Pourtant, si les contraintes réglementaires se desserrent, les enjeux, eux, restent plus pressants que jamais. Les effets du changement climatique se multiplient : perturbations des chaînes d’approvisionnement, coûts énergétiques en hausse, dégradation ou interruption d’activités lors d’événements extrêmes, tensions sur les ressources naturelles. Ces phénomènes ont des répercussions immédiates sur les coûts, la fiabilité des opérations et la sécurité des modèles économiques. Autrement dit, la réduction des obligations administratives ne s’accompagne pas d’une réduction des risques. Les enjeux environnementaux et sociaux demeurent.
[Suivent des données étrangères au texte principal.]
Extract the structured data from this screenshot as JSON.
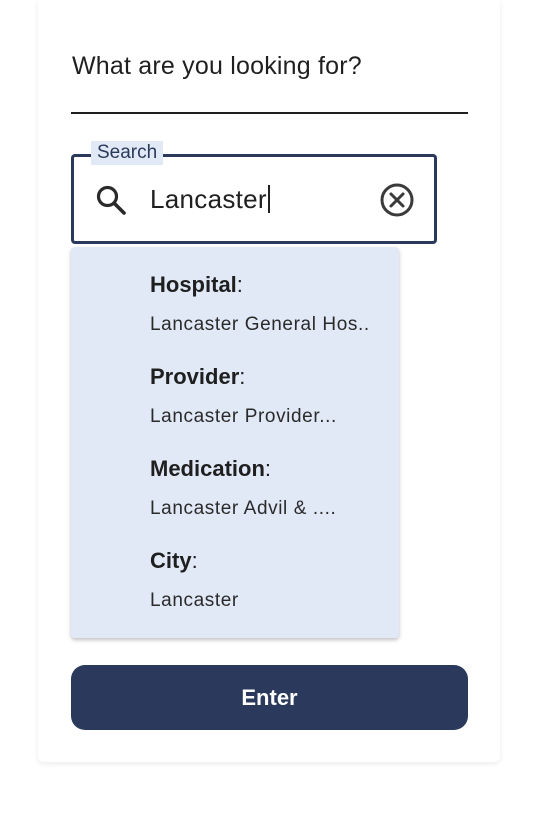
{
  "header": {
    "title": "What are you looking for?"
  },
  "search": {
    "legend": "Search",
    "value": "Lancaster",
    "icon": "search-icon",
    "clear_icon": "clear-circle-icon"
  },
  "suggestions": [
    {
      "type": "Hospital",
      "value": "Lancaster General Hos.."
    },
    {
      "type": "Provider",
      "value": "Lancaster Provider..."
    },
    {
      "type": "Medication",
      "value": "Lancaster Advil & ...."
    },
    {
      "type": "City",
      "value": "Lancaster"
    }
  ],
  "actions": {
    "enter_label": "Enter"
  },
  "colors": {
    "primary": "#2b3a5c",
    "dropdown_bg": "#e1e9f7",
    "text": "#1f1f1f"
  }
}
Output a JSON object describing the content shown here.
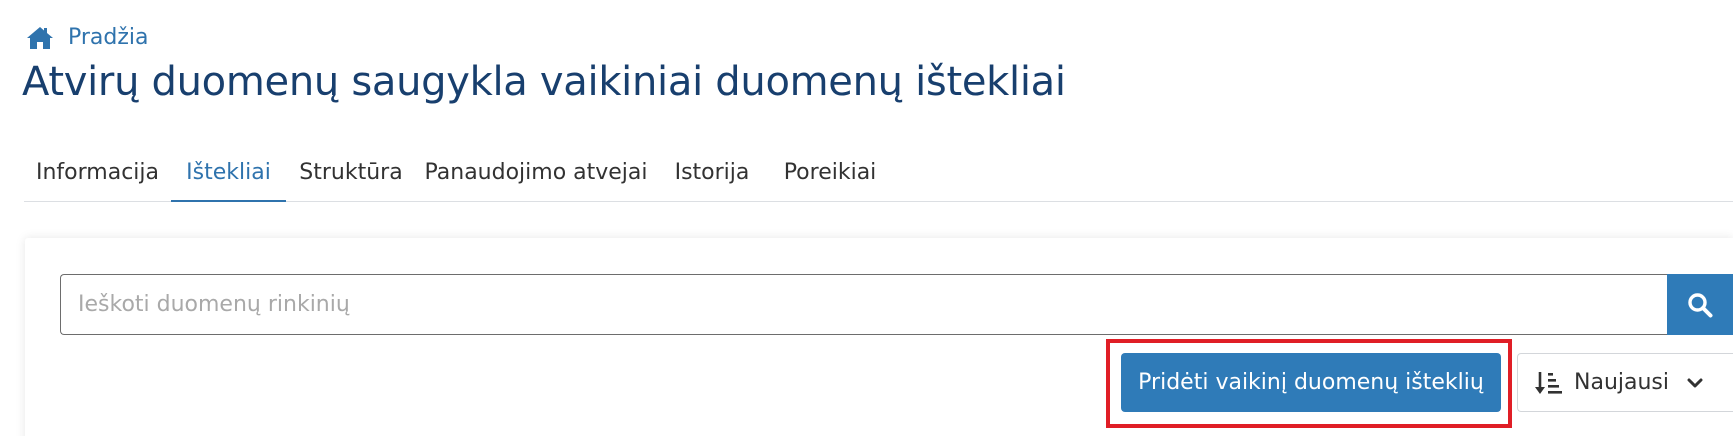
{
  "breadcrumb": {
    "home_label": "Pradžia"
  },
  "page": {
    "title": "Atvirų duomenų saugykla vaikiniai duomenų ištekliai"
  },
  "tabs": [
    {
      "label": "Informacija",
      "active": false
    },
    {
      "label": "Ištekliai",
      "active": true
    },
    {
      "label": "Struktūra",
      "active": false
    },
    {
      "label": "Panaudojimo atvejai",
      "active": false
    },
    {
      "label": "Istorija",
      "active": false
    },
    {
      "label": "Poreikiai",
      "active": false
    }
  ],
  "search": {
    "placeholder": "Ieškoti duomenų rinkinių",
    "value": ""
  },
  "actions": {
    "add_child_label": "Pridėti vaikinį duomenų išteklių"
  },
  "sort": {
    "selected": "Naujausi"
  },
  "colors": {
    "accent": "#2f7bb8",
    "title": "#183f6e",
    "highlight": "#e01e26"
  },
  "icons": {
    "breadcrumb": "home-icon",
    "search": "search-icon",
    "sort": "sort-descending-icon",
    "dropdown": "chevron-down-icon"
  }
}
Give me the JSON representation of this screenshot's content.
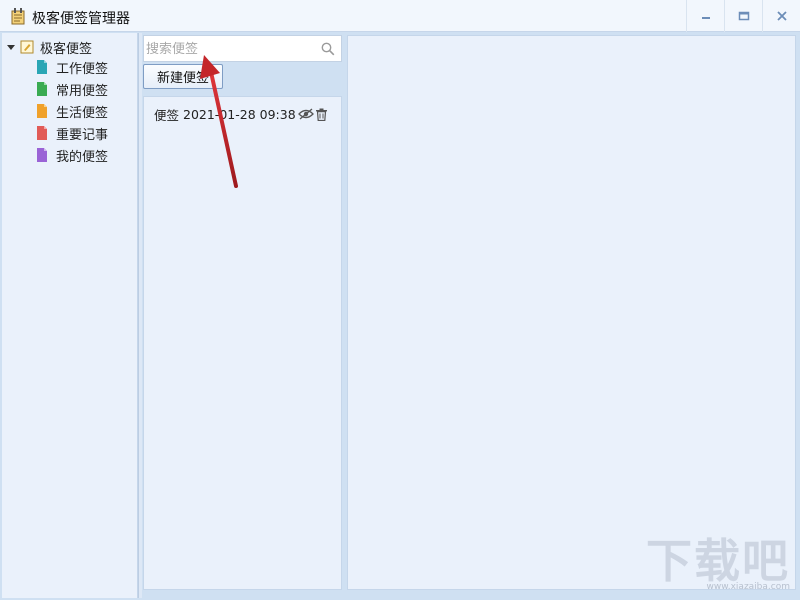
{
  "window": {
    "title": "极客便签管理器"
  },
  "sidebar": {
    "root": {
      "label": "极客便签",
      "expanded": true
    },
    "items": [
      {
        "label": "工作便签",
        "color": "#2aa6b5"
      },
      {
        "label": "常用便签",
        "color": "#3aab52"
      },
      {
        "label": "生活便签",
        "color": "#f0a12a"
      },
      {
        "label": "重要记事",
        "color": "#e15b57"
      },
      {
        "label": "我的便签",
        "color": "#9a63d6"
      }
    ]
  },
  "search": {
    "placeholder": "搜索便签",
    "value": ""
  },
  "toolbar": {
    "new_note_label": "新建便签"
  },
  "notes": [
    {
      "label": "便签",
      "timestamp": "2021-01-28 09:38"
    }
  ],
  "watermark": {
    "main": "下载吧",
    "sub": "www.xiazaiba.com"
  },
  "colors": {
    "accent": "#7f9dc4",
    "arrow": "#c4262a"
  }
}
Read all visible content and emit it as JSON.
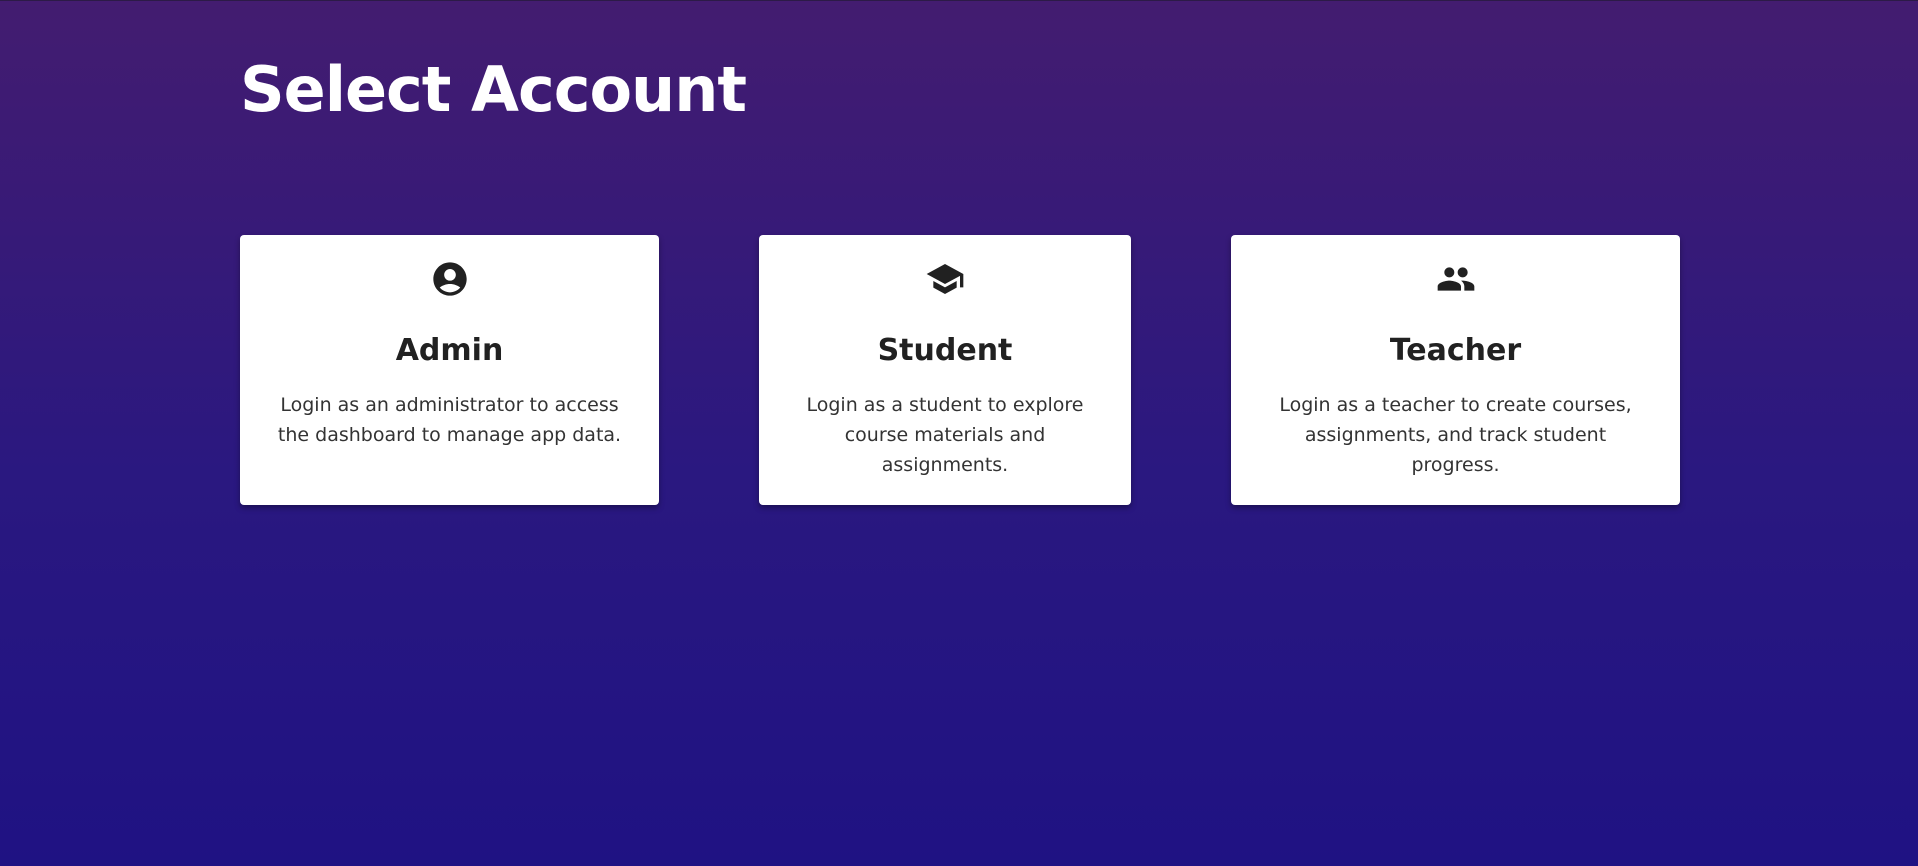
{
  "page": {
    "title": "Select Account"
  },
  "accounts": [
    {
      "title": "Admin",
      "description": "Login as an administrator to access the dashboard to manage app data.",
      "icon": "account-circle-icon"
    },
    {
      "title": "Student",
      "description": "Login as a student to explore course materials and assignments.",
      "icon": "graduation-cap-icon"
    },
    {
      "title": "Teacher",
      "description": "Login as a teacher to create courses, assignments, and track student progress.",
      "icon": "people-icon"
    }
  ],
  "colors": {
    "background_top": "#431c70",
    "background_bottom": "#1f1283",
    "card": "#ffffff",
    "heading_text": "#ffffff",
    "card_title": "#212121",
    "card_text": "#333333"
  }
}
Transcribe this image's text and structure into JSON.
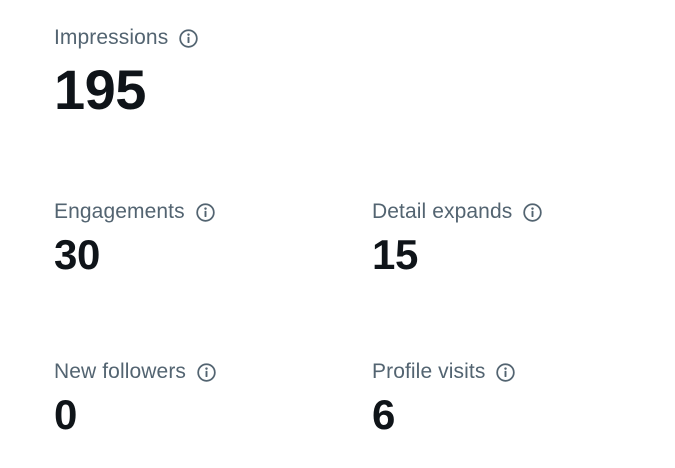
{
  "metrics": {
    "impressions": {
      "label": "Impressions",
      "value": "195",
      "icon": "info-icon"
    },
    "engagements": {
      "label": "Engagements",
      "value": "30",
      "icon": "info-icon"
    },
    "detail_expands": {
      "label": "Detail expands",
      "value": "15",
      "icon": "info-icon"
    },
    "new_followers": {
      "label": "New followers",
      "value": "0",
      "icon": "info-icon"
    },
    "profile_visits": {
      "label": "Profile visits",
      "value": "6",
      "icon": "info-icon"
    }
  },
  "colors": {
    "label": "#536471",
    "value": "#0f1419",
    "background": "#ffffff"
  }
}
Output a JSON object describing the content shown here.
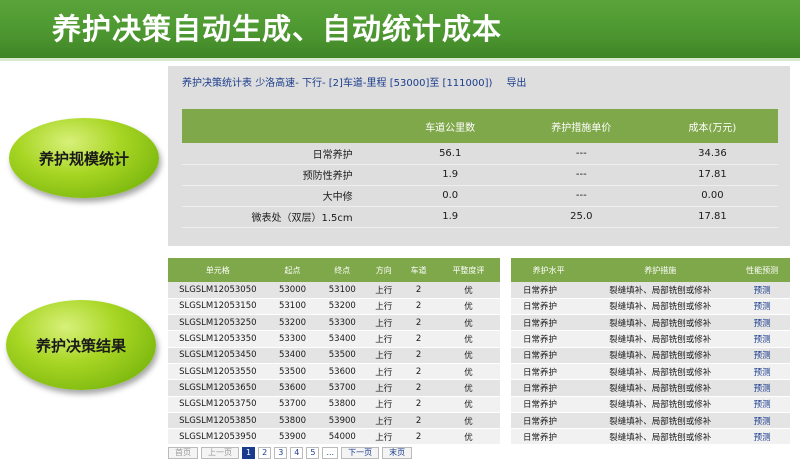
{
  "banner": {
    "title": "养护决策自动生成、自动统计成本"
  },
  "ovals": {
    "scale_stats": "养护规模统计",
    "decision_results": "养护决策结果"
  },
  "stats": {
    "header": {
      "prefix": "养护决策统计表 ",
      "road": "少洛高速",
      "sep1": "- 下行- ",
      "lane": "[2]",
      "mileage_label": "车道-里程 ",
      "start": "[53000]",
      "to": "至 ",
      "end": "[111000])",
      "export": "导出"
    },
    "columns": [
      "",
      "车道公里数",
      "养护措施单价",
      "成本(万元)"
    ],
    "rows": [
      {
        "name": "日常养护",
        "km": "56.1",
        "price": "---",
        "cost": "34.36"
      },
      {
        "name": "预防性养护",
        "km": "1.9",
        "price": "---",
        "cost": "17.81"
      },
      {
        "name": "大中修",
        "km": "0.0",
        "price": "---",
        "cost": "0.00"
      },
      {
        "name": "微表处（双层）1.5cm",
        "km": "1.9",
        "price": "25.0",
        "cost": "17.81"
      }
    ]
  },
  "results_left": {
    "columns": [
      "单元格",
      "起点",
      "终点",
      "方向",
      "车道",
      "平整度评"
    ],
    "rows": [
      {
        "unit": "SLGSLM12053050",
        "start": "53000",
        "end": "53100",
        "dir": "上行",
        "lane": "2",
        "grade": "优"
      },
      {
        "unit": "SLGSLM12053150",
        "start": "53100",
        "end": "53200",
        "dir": "上行",
        "lane": "2",
        "grade": "优"
      },
      {
        "unit": "SLGSLM12053250",
        "start": "53200",
        "end": "53300",
        "dir": "上行",
        "lane": "2",
        "grade": "优"
      },
      {
        "unit": "SLGSLM12053350",
        "start": "53300",
        "end": "53400",
        "dir": "上行",
        "lane": "2",
        "grade": "优"
      },
      {
        "unit": "SLGSLM12053450",
        "start": "53400",
        "end": "53500",
        "dir": "上行",
        "lane": "2",
        "grade": "优"
      },
      {
        "unit": "SLGSLM12053550",
        "start": "53500",
        "end": "53600",
        "dir": "上行",
        "lane": "2",
        "grade": "优"
      },
      {
        "unit": "SLGSLM12053650",
        "start": "53600",
        "end": "53700",
        "dir": "上行",
        "lane": "2",
        "grade": "优"
      },
      {
        "unit": "SLGSLM12053750",
        "start": "53700",
        "end": "53800",
        "dir": "上行",
        "lane": "2",
        "grade": "优"
      },
      {
        "unit": "SLGSLM12053850",
        "start": "53800",
        "end": "53900",
        "dir": "上行",
        "lane": "2",
        "grade": "优"
      },
      {
        "unit": "SLGSLM12053950",
        "start": "53900",
        "end": "54000",
        "dir": "上行",
        "lane": "2",
        "grade": "优"
      }
    ]
  },
  "results_right": {
    "columns": [
      "养护水平",
      "养护措施",
      "性能预测"
    ],
    "rows": [
      {
        "level": "日常养护",
        "measure": "裂缝填补、局部铣刨或修补",
        "predict": "预测"
      },
      {
        "level": "日常养护",
        "measure": "裂缝填补、局部铣刨或修补",
        "predict": "预测"
      },
      {
        "level": "日常养护",
        "measure": "裂缝填补、局部铣刨或修补",
        "predict": "预测"
      },
      {
        "level": "日常养护",
        "measure": "裂缝填补、局部铣刨或修补",
        "predict": "预测"
      },
      {
        "level": "日常养护",
        "measure": "裂缝填补、局部铣刨或修补",
        "predict": "预测"
      },
      {
        "level": "日常养护",
        "measure": "裂缝填补、局部铣刨或修补",
        "predict": "预测"
      },
      {
        "level": "日常养护",
        "measure": "裂缝填补、局部铣刨或修补",
        "predict": "预测"
      },
      {
        "level": "日常养护",
        "measure": "裂缝填补、局部铣刨或修补",
        "predict": "预测"
      },
      {
        "level": "日常养护",
        "measure": "裂缝填补、局部铣刨或修补",
        "predict": "预测"
      },
      {
        "level": "日常养护",
        "measure": "裂缝填补、局部铣刨或修补",
        "predict": "预测"
      }
    ]
  },
  "pager": {
    "first": "首页",
    "prev": "上一页",
    "pages": [
      "1",
      "2",
      "3",
      "4",
      "5"
    ],
    "ellipsis": "...",
    "next": "下一页",
    "last": "末页",
    "current": "1"
  },
  "colors": {
    "banner": "#4c9630",
    "table_header": "#7fa84a",
    "link": "#1a3c8c",
    "oval": "#a8d624"
  }
}
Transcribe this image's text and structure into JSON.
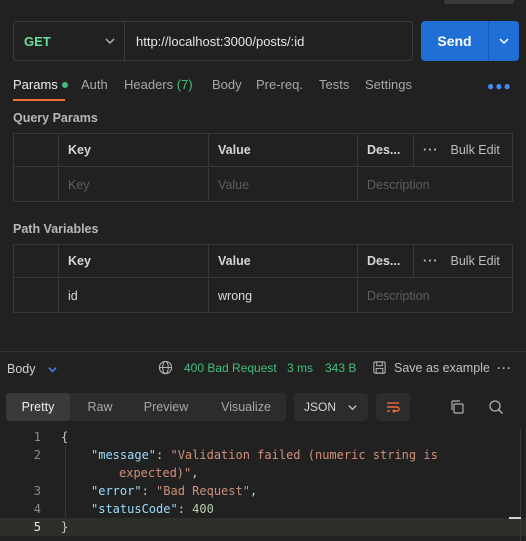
{
  "request": {
    "method": "GET",
    "url": "http://localhost:3000/posts/:id",
    "send_label": "Send"
  },
  "tabs": {
    "params": "Params",
    "auth": "Auth",
    "headers": "Headers",
    "headers_count": "(7)",
    "body": "Body",
    "prereq": "Pre-req.",
    "tests": "Tests",
    "settings": "Settings"
  },
  "query_params": {
    "title": "Query Params",
    "headers": {
      "key": "Key",
      "value": "Value",
      "desc": "Des...",
      "bulk_edit": "Bulk Edit"
    },
    "placeholders": {
      "key": "Key",
      "value": "Value",
      "desc": "Description"
    }
  },
  "path_variables": {
    "title": "Path Variables",
    "headers": {
      "key": "Key",
      "value": "Value",
      "desc": "Des...",
      "bulk_edit": "Bulk Edit"
    },
    "rows": [
      {
        "key": "id",
        "value": "wrong"
      }
    ],
    "desc_placeholder": "Description"
  },
  "response": {
    "body_label": "Body",
    "status": "400 Bad Request",
    "time": "3 ms",
    "size": "343 B",
    "save_label": "Save as example",
    "view_tabs": [
      "Pretty",
      "Raw",
      "Preview",
      "Visualize"
    ],
    "active_view": "Pretty",
    "format": "JSON"
  },
  "code": {
    "line_numbers": [
      "1",
      "2",
      "3",
      "4",
      "5"
    ],
    "open_brace": "{",
    "close_brace": "}",
    "message_key": "\"message\"",
    "message_val_1": "\"Validation failed (numeric string is",
    "message_val_2": "expected)\"",
    "error_key": "\"error\"",
    "error_val": "\"Bad Request\"",
    "status_key": "\"statusCode\"",
    "status_val": "400"
  },
  "colors": {
    "accent_orange": "#f26b3a",
    "send_blue": "#1f6fd6",
    "success_green": "#3fc07a",
    "method_green": "#6bdd9a"
  },
  "icons": [
    "chevron-down-icon",
    "globe-icon",
    "save-icon",
    "wrap-lines-icon",
    "copy-icon",
    "search-icon",
    "more-options-icon"
  ]
}
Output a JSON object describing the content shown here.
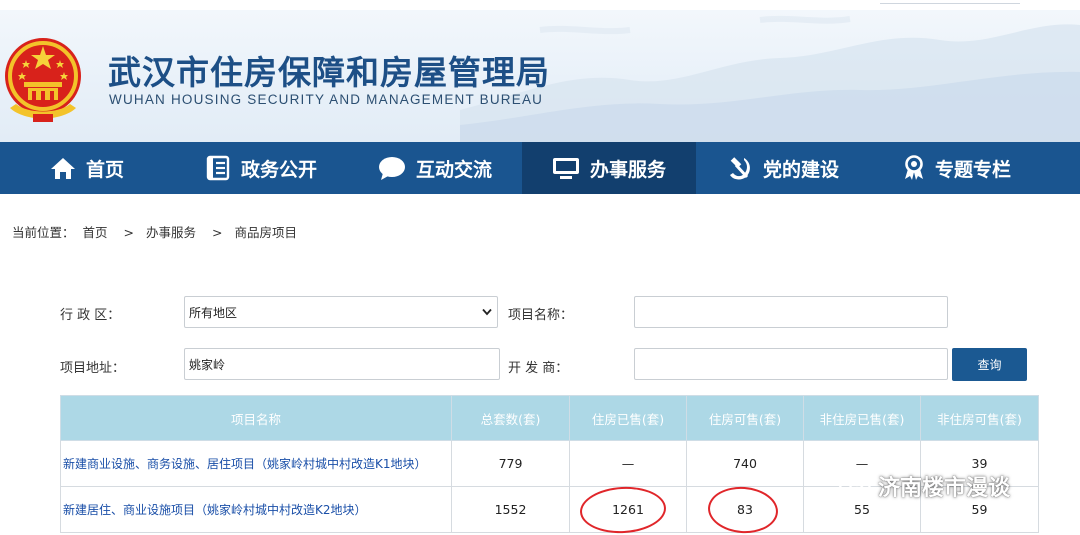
{
  "header": {
    "title_cn": "武汉市住房保障和房屋管理局",
    "title_en": "WUHAN HOUSING SECURITY AND MANAGEMENT BUREAU"
  },
  "nav": {
    "items": [
      {
        "label": "首页",
        "icon": "home-icon"
      },
      {
        "label": "政务公开",
        "icon": "document-icon"
      },
      {
        "label": "互动交流",
        "icon": "chat-bubble-icon"
      },
      {
        "label": "办事服务",
        "icon": "monitor-icon"
      },
      {
        "label": "党的建设",
        "icon": "hammer-sickle-icon"
      },
      {
        "label": "专题专栏",
        "icon": "ribbon-award-icon"
      }
    ],
    "active_index": 3
  },
  "breadcrumb": {
    "prefix": "当前位置：",
    "items": [
      "首页",
      "办事服务",
      "商品房项目"
    ],
    "separator": ">"
  },
  "search": {
    "district_label": "行 政 区：",
    "district_value": "所有地区",
    "project_name_label": "项目名称：",
    "project_name_value": "",
    "address_label": "项目地址：",
    "address_value": "姚家岭",
    "developer_label": "开 发 商：",
    "developer_value": "",
    "query_button": "查询"
  },
  "table": {
    "headers": [
      "项目名称",
      "总套数(套)",
      "住房已售(套)",
      "住房可售(套)",
      "非住房已售(套)",
      "非住房可售(套)"
    ],
    "rows": [
      [
        "新建商业设施、商务设施、居住项目（姚家岭村城中村改造K1地块）",
        "779",
        "—",
        "740",
        "—",
        "39"
      ],
      [
        "新建居住、商业设施项目（姚家岭村城中村改造K2地块）",
        "1552",
        "1261",
        "83",
        "55",
        "59"
      ]
    ]
  },
  "watermark": {
    "text": "济南楼市漫谈",
    "icon": "wechat-icon"
  },
  "colors": {
    "nav_bg": "#1a5590",
    "nav_active_bg": "#123f6e",
    "title": "#1d4f86",
    "table_header_bg": "#add8e6",
    "link": "#1a4fa8",
    "highlight_circle": "#e0262a",
    "button_bg": "#1b5992"
  }
}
Les organisations qui s’engagent volontairement dans une démarche de transparence et de responsabilité environnementale y trouvent un véritable levier de valeur, de différenciation et d’attractivité.
Les sujets de fond demeurent :
– Mon activité est-elle pérenne dans le contexte actuel ?
– Vais-je pouvoir continuer à sourcer les matières de mes produits à horizon de 5 ou 10 ans ?
– Est-ce que mes produits répondent aux attentes des consommateurs de demain ?
Pour une PME, la durabilité répond avant tout à un impératif de performance. Agir rapidement permet non seulement d’anticiper les risques, mais aussi d’identifier des opportunités de réduction de coûts, d’optimisation énergétique et d’amélioration de l’efficacité opérationnelle. De nombreuses entreprises constatent que les démarches durables conduisent à une meilleure gestion des consommations, à une diminution des déchets et à un pilotage plus précis de leurs achats, avec un effet positif sur leur marge.
La durabilité est également un facteur de compétitivité commerciale. Les clients – qu’ils soient particuliers, entreprises ou collectivités – privilégient de plus en plus des acteurs engagés, transparents et capables de démontrer l’impact de leurs actions. De même, les salariés plébiscitent les organisations porteuses de sens, ce qui favorise l’attractivité des talents et réduit le turnover. Enfin, les partenaires financiers intègrent désormais des critères ESG dans leurs analyses de risque, ce qui signifie que les entreprises les mieux préparées accèdent plus facilement à certains financements, prêts ou subventions. La démarche durable est donc, très concrètement, un levier de croissance et de crédibilité.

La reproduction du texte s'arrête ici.